PROVIDENCE, R.I. [Brown University] -- Even in its quietest moments, the brain is never "off." Instead, while under anesthesia, during slow-wave sleep, or even amid calm wakefulness, the brain's cortex maintains a cycle of activity and quiet called "up" and "down" states. A new study by Brown University neuroscientists probed deep into this somewhat mysterious cycle in mice, to learn more about how the mammalian brain accomplishes it.
In addition to an apparent role in maintaining a baseline of brain activity, the up and down cycling serves as a model for other ways in which activity across the cortex is modulated, said Garrett Neske, graduate student and lead author. To study how the brain maintains this cycling, he found, is to learn how the brain walks a healthy line between excitement and inhibition as it strives to be idle but ready, a bit like a car at a stoplight.

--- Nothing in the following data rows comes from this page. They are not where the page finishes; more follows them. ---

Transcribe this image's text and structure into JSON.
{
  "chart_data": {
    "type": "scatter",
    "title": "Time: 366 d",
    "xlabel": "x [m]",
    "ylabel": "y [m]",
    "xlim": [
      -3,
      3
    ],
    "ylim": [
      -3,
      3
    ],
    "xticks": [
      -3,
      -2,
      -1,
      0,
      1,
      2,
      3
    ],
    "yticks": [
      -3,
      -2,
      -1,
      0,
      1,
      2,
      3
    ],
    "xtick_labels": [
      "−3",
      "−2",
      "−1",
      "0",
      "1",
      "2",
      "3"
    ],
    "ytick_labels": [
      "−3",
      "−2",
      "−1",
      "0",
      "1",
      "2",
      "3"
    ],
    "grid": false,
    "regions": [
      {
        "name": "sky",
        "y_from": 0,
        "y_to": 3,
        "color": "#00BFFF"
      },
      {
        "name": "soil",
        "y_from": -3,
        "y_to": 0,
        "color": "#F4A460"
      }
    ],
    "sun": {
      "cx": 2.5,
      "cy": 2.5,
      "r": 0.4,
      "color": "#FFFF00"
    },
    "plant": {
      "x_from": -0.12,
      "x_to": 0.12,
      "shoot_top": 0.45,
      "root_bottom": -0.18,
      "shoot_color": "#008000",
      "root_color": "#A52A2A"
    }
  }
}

"It is very important to regulate that balance of excitation and inhibition," said senior author Barry Connors, professor and chair of neuroscience at Brown. "Too much excitation relative to inhibition you get a seizure, too little you become comatose. So whether you are awake and active and processing information or whether you are in some kind of idling state of the brain, you need to maintain that balance."
The cycling may seem simple, but what Neske and Connors found in their investigation, published in the Journal of Neuroscience, is that it involves a good deal of complexity. They focused on five different types of cells in a particular area of the mouse cortex and found that all five appear to contribute uniquely to the ups and downs.
Cells in a barrel
Specifically the researchers, including Saundra Patrick, neuroscience research associate and second author, looked at the activity of excitatory pyramidal cells and four kinds of inhibitory interneurons (PV, SOM, VIP and NPY) in different layers of the barrel cortex. That part of the cortex is responsible for processing sensations on the face, including the whiskers.
Neske induced up and down cycles in slices of tissue from the barrel cortex and recorded each cell type's electrical properties and behaviors, such as its firing rate and the amounts of excitation and inhibition they received from other neurons.
The picture that emerged is that all types of interneurons were active. This included the most abundant interneuron subtype (the fast-spiking PV cell), and the various more slowly spiking subtypes (SOM, VIP, NPY). In fact, Connors said, the latter cells were active at levels similar to or higher than neighboring excitatory cells, contributing strong inhibition during the up state.
One way such findings are important is in how they complement recent ones by another research group at Yale University. In that study scientists looked at a different part of the cortex called the entorhinal cortex. There they found that only one inhibitory neuron, PV, seemed to be doing anything in the up state to balance out the excitement of the pyramidal neurons. The other inhibitory neurons stayed virtually silent. In his study, Neske replicated those results.
Taken together, the studies indicate that even though up and down cycles occur throughout the cortex, they may be regulated differently in different parts.
"It suggests that inhibition plays different roles in persistent activity in these two regions of cortex and it calls for more comparative work to be done among cortical areas," Neske said. "You can't just use one cortical region as the model for all inhibitory interneuron function."
From observation to manipulation
Since observing the different behaviors of the neuron types, Neske has moved on to manipulating them to see what role each of them plays. Using the technique of optogenetics, in which the firing of different neuron types can be activated or suppressed with pulses of colored light, Neske is experimenting with squelching different interneurons to see how their enforced abstention affects the up and down cycle.
When the work is done, he should emerge with an even clearer idea of the brain's intricate and diligent efforts to remain balanced between excitation and inhibition.
The National Institutes of Health (grants NS-050434, MH-086400, and T32NS062443) and the Defense Advanced Research Projects Agency (grant DARPA-BAA-09-27) supported the research.